Ardından Gülaçar sonraki günlerde açıklama yapıyor seçimlerde paralel yapı vs. birçok müdahale olduğunu söylüyor ve “Nasıl kazanıldığını iyi biliyoruz” diyor…

-Gülaçar bu açıklamayı yaparken, Ak Parti’den kazanan iki belediye başkanın ortasında oturuyor. İl başkanının yapması gereken açıklama Gülaçar’ın ağzından dökülüyor. Bunu il başkanı olmadan neden yapıyor? Neden vekiller yok.

Hal böyle olunca insanın aklına il başkanlığı ile ilgili düşünceler gelmiyor değil…

***

İL BAŞKANLIĞI RAĞBETTE!

İnkar etmek, şikayet etmek, bahane aramak boşuna…
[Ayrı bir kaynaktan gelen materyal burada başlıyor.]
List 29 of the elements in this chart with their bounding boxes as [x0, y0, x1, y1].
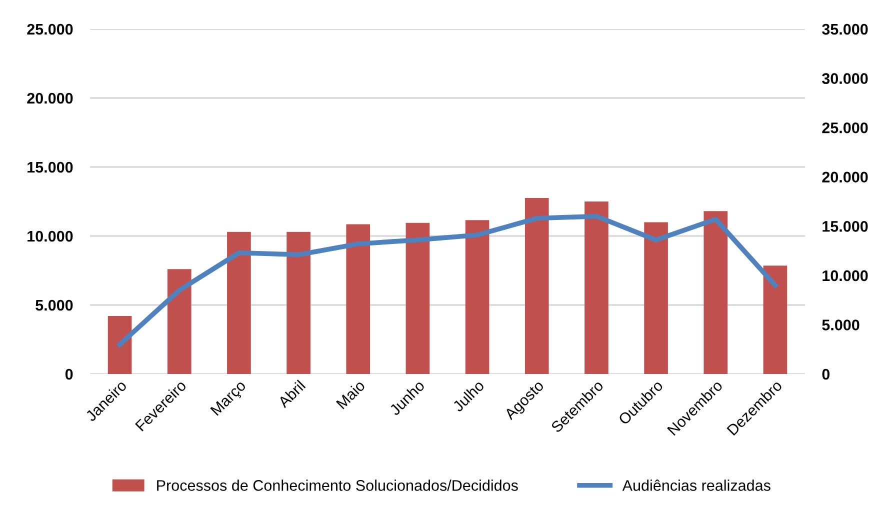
y2-tick-label: 25.000 — [822, 122, 868, 134]
y-tick-label: 25.000 — [27, 24, 73, 35]
legend-label: Processos de Conhecimento Solucionados/Decididos — [157, 480, 518, 491]
bar — [763, 266, 788, 374]
y2-tick-label: 0 — [822, 368, 830, 380]
y-tick-label: 0 — [65, 368, 73, 380]
bar — [704, 211, 728, 374]
y2-tick-label: 5.000 — [822, 320, 860, 330]
y2-tick-label: 10.000 — [822, 270, 868, 282]
bar — [584, 202, 608, 374]
legend-label: Audiências realizadas — [622, 480, 770, 491]
y-tick-label: 20.000 — [27, 92, 73, 104]
bar — [286, 232, 310, 374]
bar — [524, 198, 549, 374]
bar — [465, 220, 490, 374]
bar — [644, 222, 668, 374]
bar — [406, 222, 430, 374]
bar — [227, 232, 251, 374]
y-tick-label: 15.000 — [28, 162, 73, 173]
y2-tick-label: 30.000 — [822, 73, 868, 84]
bar — [346, 224, 370, 374]
line-series — [117, 214, 778, 347]
y2-tick-label: 35.000 — [822, 24, 868, 35]
y2-tick-label: 15.000 — [822, 221, 868, 232]
y-tick-label: 10.000 — [28, 230, 73, 242]
bar — [167, 269, 192, 374]
bar — [108, 316, 132, 374]
y-tick-label: 5.000 — [36, 300, 73, 311]
y2-tick-label: 20.000 — [822, 172, 868, 183]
Bu mağlubiyet teşkilatın, ilçe teşkilatlarının, milletvekillerinin ve büyükşehir adayının. Üzerlerine düşen bu başarısızlığı üstlenmek, “Ben yapmadım, o yaptı” diyerek “Az daha durayım” çabası vermek değil.

“Veren mi var?” diyen olacaktır, şöyle diyim bu çabayı vermeyen mi var!

Bakın bu mağlubiyetin içinde bizzati bulunan isimler kimler Abdullah Aras, Osman Nuri Gülaçar, Eyüp Acar, İrfan Teke, Yavuz Kuşan, Abdulmenaf Keyifli…

Şimdi il başkanlığı için zikredilen isimler kim?

Yukarıdaki isimlerin aynısı…

Belli ki alınan bu mağlubiyet AK Parti’nin fazlaca hoşuna gitmiş. AK Parti bu kentte yeni bir başlangıç istiyorsa bu isimlerin il başkanlığı ile anılmasına izin vermeyecek.

Bu iş için tam anlamıyla biçilmiş kaftanlar dururken aynı kadroya bir kez daha şans vermek akıl işi değil. Buna ne imkân ne de zaman var!